KerimŞah durdu bir an düşündü. “ Bu işte bir iş var fakat Tako olmadan çözemeyiz bu işi” dedi.

Alparslan elini savurdu. “ O piçte deve kini var kolay kolay affetmez. Konusunu bile açtırmayacaktır.”

“ O zaman bize Serçe yardım edecek. Serçeyi ara Ali Tahir buraya gelsin “dedi Necip.

Ali Tahir hızla Serçeyi arayıp gelmesini istedi. Serçe hızla eşyalarını toparlayıp KerimŞahın ofisine geçti.

İçeri girdiğinde elleriyle saçlarını düzeltti selam verdi ve “ Evet her ne yapılacaksa hazırım “ dedi. KerimŞah oturması için masasından kalktı ve yer verdi.

Serçe bilgisayarını açarak sisteme giriş yaptı. “ Evet ne bulmamı istiyorsunuz” dedi Dört adama bakarken.

“ Serçe yangının çıktığı gün olay yerinde olan polis ve itfaiye ekibini bulabilir misin”

“ Kolay değil ama halledebilirim gibi geliyor” dedi ve hızla tuşlara basmaya başladı.

Önüne çıkan verileri taradı ve bir isim listesi çıktı karşısına. “Abi liste bu ne yapacaksınız bunu? “

“ Şimdi İbrin’in aile dökümüne ulaşabilir misin“

Serçe hızla yeni bir veriye ulaştı. KerimŞah kısa bir an karşılaştırdı. Lakin bir soyad benzerliğine rastlamadı.

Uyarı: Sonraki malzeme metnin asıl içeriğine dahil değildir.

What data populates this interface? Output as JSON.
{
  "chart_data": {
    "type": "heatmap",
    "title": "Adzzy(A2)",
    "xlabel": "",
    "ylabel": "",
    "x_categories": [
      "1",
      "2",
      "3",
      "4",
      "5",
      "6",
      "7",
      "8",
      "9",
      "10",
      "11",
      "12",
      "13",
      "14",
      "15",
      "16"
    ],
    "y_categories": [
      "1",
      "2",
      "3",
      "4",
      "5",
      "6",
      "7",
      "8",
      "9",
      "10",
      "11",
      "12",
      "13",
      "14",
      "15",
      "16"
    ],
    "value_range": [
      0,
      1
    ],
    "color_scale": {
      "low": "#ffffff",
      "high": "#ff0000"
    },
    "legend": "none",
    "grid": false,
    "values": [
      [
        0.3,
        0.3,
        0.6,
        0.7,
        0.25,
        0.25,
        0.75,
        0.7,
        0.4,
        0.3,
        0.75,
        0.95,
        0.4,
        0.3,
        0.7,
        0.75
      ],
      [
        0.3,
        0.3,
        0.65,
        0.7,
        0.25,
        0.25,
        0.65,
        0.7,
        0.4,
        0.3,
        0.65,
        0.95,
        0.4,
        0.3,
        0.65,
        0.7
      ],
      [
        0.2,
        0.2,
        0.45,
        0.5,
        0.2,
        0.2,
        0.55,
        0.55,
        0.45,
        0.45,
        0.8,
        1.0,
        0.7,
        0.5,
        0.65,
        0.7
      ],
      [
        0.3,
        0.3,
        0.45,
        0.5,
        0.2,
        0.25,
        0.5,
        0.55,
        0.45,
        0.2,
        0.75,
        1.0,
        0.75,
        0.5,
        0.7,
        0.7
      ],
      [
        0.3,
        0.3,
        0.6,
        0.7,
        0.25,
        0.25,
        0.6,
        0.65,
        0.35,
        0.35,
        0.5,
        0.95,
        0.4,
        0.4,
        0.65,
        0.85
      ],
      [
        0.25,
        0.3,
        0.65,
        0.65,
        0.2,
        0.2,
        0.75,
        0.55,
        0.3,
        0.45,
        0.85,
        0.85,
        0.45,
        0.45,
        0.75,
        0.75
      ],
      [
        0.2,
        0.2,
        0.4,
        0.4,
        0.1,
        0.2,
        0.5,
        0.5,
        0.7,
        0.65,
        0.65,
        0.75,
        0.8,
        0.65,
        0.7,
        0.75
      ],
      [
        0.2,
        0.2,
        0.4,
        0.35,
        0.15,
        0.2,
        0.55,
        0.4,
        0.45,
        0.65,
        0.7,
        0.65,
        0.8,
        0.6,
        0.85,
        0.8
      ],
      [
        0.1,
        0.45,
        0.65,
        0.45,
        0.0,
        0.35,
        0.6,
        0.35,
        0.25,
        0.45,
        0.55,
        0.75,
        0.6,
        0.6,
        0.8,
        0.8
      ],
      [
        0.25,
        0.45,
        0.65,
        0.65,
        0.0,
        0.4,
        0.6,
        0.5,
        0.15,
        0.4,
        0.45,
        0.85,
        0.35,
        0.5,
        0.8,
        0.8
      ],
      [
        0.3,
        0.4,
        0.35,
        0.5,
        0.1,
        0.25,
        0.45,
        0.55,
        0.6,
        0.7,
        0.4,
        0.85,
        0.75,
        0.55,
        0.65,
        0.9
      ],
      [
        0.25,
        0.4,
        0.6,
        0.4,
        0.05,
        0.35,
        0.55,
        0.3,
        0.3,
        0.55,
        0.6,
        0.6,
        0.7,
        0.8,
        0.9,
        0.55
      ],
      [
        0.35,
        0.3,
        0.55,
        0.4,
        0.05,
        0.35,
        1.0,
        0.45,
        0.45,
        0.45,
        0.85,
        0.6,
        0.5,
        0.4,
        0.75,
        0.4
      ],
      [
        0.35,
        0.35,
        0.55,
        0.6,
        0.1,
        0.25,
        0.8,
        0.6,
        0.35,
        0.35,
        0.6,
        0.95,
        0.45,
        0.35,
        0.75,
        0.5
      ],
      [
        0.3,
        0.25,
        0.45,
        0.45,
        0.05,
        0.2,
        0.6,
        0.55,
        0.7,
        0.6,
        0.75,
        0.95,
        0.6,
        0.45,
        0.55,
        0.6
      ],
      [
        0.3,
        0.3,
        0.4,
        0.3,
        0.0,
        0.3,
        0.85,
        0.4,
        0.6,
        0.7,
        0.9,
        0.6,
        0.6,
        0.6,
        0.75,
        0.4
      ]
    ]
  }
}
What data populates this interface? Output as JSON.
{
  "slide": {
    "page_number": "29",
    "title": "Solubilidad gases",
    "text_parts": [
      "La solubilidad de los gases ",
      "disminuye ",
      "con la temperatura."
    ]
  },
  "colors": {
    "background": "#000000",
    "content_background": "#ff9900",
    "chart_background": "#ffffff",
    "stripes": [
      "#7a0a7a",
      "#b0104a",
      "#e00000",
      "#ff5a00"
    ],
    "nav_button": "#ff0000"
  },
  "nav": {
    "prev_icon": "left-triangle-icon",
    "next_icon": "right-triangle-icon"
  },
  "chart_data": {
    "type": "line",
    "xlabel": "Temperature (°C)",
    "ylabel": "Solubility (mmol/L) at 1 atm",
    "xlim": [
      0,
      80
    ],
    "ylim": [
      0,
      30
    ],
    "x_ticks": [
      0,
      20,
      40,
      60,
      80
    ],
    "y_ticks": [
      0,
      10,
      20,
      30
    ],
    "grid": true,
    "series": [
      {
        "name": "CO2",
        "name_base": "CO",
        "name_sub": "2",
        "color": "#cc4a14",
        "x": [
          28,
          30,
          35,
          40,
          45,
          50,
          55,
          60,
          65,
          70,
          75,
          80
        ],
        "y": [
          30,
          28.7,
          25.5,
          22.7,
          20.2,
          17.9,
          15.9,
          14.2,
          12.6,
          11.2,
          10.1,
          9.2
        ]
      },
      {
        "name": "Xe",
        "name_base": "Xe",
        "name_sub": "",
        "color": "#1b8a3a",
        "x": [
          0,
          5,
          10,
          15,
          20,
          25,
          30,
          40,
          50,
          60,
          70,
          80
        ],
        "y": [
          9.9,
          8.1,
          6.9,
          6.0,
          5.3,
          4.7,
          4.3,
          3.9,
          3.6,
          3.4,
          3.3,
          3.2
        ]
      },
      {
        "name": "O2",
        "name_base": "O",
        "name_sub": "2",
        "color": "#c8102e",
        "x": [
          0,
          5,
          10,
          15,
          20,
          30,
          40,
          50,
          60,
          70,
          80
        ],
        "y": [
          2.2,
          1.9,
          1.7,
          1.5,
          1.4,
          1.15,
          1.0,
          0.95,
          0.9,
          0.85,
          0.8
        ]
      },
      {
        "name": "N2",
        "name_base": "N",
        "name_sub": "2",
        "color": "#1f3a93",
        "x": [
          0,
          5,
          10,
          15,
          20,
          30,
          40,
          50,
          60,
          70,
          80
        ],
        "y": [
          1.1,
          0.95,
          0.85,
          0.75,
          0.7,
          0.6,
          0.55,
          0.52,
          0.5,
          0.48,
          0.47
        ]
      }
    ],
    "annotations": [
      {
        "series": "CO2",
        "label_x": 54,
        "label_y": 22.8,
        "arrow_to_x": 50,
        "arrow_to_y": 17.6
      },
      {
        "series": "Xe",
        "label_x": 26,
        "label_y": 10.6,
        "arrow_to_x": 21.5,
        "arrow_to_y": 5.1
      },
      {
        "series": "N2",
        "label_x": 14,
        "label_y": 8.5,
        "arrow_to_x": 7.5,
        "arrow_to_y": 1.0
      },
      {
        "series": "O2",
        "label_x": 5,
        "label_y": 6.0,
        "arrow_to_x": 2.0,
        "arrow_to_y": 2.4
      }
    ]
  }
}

Ali Tahir dudaklarını yaladı. “ Bir şey var ve biz bulamıyoruz. Eğer dediğin gibi ise ve o bileklikten bir tane var ise muhakkak onda olmasının bir sebebi var.”

Serçe doğruldu ve “ Belkide abisi biliyordur. “ dedi birden.

“ Tabi ya. Abisi muhakkak bir şey biliyor olmalı. “ dedi Ali Tahir.

Abisi İbrin’i kolundan çekiştirirken öte yandan söyleniyordu. “ Güvenmek istediğin adam bu muydu? Sana inanamıyorum nasıl böyle bir şey yaparsın o adam senden çok çok farklı İbrin” dedi birden.

İbrin hızla çekti kolunu ve gözünden akan bir damla yaşı elinin tersi ile sildi.

“ Nesi farklı!!! Neden! mutluluğu hak etmeyecek ne yaptım ben abi. Her şeyin farkındayım söylediklerininde kıyıpta söyleyemediklerininde!!

“ Bende çok direndim. Kaç gece namaza durdum da yalvardım Allah’a al içimden şu şeyi diye. Olmadı olmuyor hislerime ket varamıyorum. Sen bunca sene vazgeçebildin mi abi söyle!!! Ben yıllar sonra birinde kaybolup gitmek istedim çok mu şey istiyorum haddimi mi aşıyorum. Ya bana yapılanlar. “ Durdu ellerini dizlerine koydu eğildi ve nefesini kontrol altına alıp ağlamasını durdurmaya çalıştı.

“ Ben bir aylık hamileyken kocam dediğim adam tarafından satıldım! O, yan odadayken beni sattığı iki adam neredeyse tecavüz edecekti bana. O gece sen yetişmesen” …

düğüm oldu sözleri. Ben çocuğumu bile doğurmak istemedim abi. Ben kendimden canımdan olanı bile o adam yüzünden istemedim. Bana değmek üzere olan en ufak bir temasta bile derimi yüzene kadar keseledim yıkadım aşamadım.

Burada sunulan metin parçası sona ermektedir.